# Stats and Info



## T7 BNW (Jul 20, 2008)

Morning Guys

I am trying to find out if you could give me the stats on "unique" visits to some of the ******** pages. (my 2/3 event posts to be exact)

Is this something that would be possible? I would rather not say publicly what for, but would be happy to explain in a PM! (its nothing bad or anything)

These are the posts i am interested in:

viewtopic.php?f=3&t=137801

viewtopic.php?f=3&t=130495

viewtopic.php?f=2&t=138682

viewtopic.php?f=3&t=137825&hilit=+enttente

Thanks in advanced!

Ben


----------



## T7 BNW (Jul 20, 2008)

Jae would this be possible?


----------



## Jae (May 6, 2002)

Im not sure. Ill look into Google analytics and see.

Cheers

Jae


----------



## T7 BNW (Jul 20, 2008)

Thanks Jae! I really really apprecaite it!


----------



## T7 BNW (Jul 20, 2008)

Massive thank you to Jae....

He knows why!


----------



## Jae (May 6, 2002)

Right, all reports have been pdf'd and emailed to you.

Let me know what it is you're looking for.

Cheers

Jae

ps, to anyone else thinking about Privacy, the information that is shown is number of page views over time, no personal or identifiable elements are included in these reports.


----------



## T7 BNW (Jul 20, 2008)

Oops Jae

I missed a page!!! One of the most important ones!
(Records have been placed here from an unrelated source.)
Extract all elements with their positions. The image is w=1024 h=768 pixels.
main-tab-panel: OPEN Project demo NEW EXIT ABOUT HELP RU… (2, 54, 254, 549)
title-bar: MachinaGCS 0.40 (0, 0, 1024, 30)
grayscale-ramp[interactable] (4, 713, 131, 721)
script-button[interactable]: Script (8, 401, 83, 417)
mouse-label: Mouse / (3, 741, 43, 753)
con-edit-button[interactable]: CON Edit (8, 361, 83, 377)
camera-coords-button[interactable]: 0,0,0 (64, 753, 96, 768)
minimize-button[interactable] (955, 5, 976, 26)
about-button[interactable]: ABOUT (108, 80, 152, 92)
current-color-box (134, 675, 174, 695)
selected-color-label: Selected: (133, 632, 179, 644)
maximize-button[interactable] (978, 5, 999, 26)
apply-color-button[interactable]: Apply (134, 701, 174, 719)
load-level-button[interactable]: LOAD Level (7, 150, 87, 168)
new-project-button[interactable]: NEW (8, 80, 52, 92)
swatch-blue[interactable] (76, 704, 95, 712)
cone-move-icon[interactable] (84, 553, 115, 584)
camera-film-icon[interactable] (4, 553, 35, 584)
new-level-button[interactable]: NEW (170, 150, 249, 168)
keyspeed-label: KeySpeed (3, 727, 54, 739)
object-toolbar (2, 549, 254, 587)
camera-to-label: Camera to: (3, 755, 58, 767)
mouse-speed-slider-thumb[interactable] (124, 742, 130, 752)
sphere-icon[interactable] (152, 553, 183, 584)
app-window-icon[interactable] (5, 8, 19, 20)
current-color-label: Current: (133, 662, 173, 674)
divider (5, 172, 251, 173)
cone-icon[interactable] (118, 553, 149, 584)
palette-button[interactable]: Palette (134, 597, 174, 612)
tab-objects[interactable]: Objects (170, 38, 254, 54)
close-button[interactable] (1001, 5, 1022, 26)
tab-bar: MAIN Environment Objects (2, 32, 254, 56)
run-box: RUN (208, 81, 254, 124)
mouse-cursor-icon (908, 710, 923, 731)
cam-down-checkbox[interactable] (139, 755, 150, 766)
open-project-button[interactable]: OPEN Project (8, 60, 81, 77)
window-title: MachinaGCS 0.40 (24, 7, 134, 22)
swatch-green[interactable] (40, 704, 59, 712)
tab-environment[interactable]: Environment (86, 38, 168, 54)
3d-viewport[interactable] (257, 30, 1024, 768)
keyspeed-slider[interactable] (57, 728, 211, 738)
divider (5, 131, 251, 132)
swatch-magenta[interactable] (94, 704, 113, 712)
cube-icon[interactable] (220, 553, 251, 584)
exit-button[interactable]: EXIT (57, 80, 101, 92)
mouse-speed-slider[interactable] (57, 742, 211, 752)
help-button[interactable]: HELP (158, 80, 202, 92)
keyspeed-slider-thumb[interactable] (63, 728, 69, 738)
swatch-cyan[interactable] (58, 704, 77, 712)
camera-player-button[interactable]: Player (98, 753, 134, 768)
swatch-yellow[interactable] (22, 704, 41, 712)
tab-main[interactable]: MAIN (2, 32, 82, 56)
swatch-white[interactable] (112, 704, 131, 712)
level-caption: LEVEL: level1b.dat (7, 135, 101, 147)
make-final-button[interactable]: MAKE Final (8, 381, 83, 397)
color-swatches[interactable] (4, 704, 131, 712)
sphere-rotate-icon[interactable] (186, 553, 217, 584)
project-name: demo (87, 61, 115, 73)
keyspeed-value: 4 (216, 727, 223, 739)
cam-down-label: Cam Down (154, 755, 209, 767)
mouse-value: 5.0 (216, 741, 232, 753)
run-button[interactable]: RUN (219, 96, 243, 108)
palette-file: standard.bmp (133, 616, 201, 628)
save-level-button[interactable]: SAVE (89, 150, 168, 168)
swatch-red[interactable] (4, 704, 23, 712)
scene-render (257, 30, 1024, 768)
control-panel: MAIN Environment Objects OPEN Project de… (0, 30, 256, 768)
viewtopic.php?f=3&t=138985

Could you forward me a PDF for this to!!!

Thanks again!


----------



## KammyTT (Jun 28, 2006)

im puzzled :roll:


----------



## Bikerz (Aug 23, 2008)

Im scared


----------



## T7 BNW (Jul 20, 2008)

And i am Ben..

Its a pleasure to meet you both!


----------



## KammyTT (Jun 28, 2006)

weirdo :lol: :lol: :lol: :lol:


----------